(Sound effect: Roulette wheel) Eye on the prize.
I'm Bob Karson with the discovery files--new advances in science and engineering from the National Science Foundation.
Although there are some treatments that slow the progression of degenerative diseases of the retina, no treatment can replace the function of lost photoreceptors in the eye, and stop patients from ultimately going blind. Several decades ago, researchers began to ask: Could parts of the damaged eye be replaced with an electronic implant and could such an implant send signals through the patient's optic nerve, that the brain would interpret visually?
Early exploratory work showed promise, and scientists and engineers devoted nearly twenty years to developing the system, with public and private funding, including from the National Science Foundation.
The result: A vision realized in the Argus II, the first FDA-approved bionic eye--now available for people blinded by retinitis pigmentosa (RP), which affects one in 4000 Americans.

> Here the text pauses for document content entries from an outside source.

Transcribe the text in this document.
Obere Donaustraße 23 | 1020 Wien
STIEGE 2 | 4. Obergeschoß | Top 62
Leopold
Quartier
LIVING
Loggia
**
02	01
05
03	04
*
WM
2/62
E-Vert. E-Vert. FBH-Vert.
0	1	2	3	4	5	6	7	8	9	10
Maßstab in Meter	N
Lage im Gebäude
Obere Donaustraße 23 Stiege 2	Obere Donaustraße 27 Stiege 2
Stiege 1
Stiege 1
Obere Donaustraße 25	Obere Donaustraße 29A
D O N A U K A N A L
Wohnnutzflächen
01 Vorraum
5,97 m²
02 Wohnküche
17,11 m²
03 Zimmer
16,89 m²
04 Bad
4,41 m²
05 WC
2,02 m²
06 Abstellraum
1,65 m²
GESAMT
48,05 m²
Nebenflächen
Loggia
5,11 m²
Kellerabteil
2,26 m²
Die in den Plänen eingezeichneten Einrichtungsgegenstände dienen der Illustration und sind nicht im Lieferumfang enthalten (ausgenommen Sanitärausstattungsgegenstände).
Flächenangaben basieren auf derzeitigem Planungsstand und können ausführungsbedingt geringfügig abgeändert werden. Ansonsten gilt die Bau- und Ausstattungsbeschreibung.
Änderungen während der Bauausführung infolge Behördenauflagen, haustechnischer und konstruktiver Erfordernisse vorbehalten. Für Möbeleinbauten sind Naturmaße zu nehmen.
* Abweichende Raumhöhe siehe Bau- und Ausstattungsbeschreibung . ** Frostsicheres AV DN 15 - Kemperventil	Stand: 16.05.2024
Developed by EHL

A camera system built into a pair of glasses streams video to a belt-worn computer, which converts the video into stimulus commands, and transmits them to the implant in the eye a multi-pixel array--that stimulates the retina with small electrical pulses.
Already, improved systems are in development, but for those with RP, Argus II offers the ability to discern shapes--a level of visual perception that could enhance their quality of life. All thanks to the early vision and dedication of people who truly had--an eye for the future.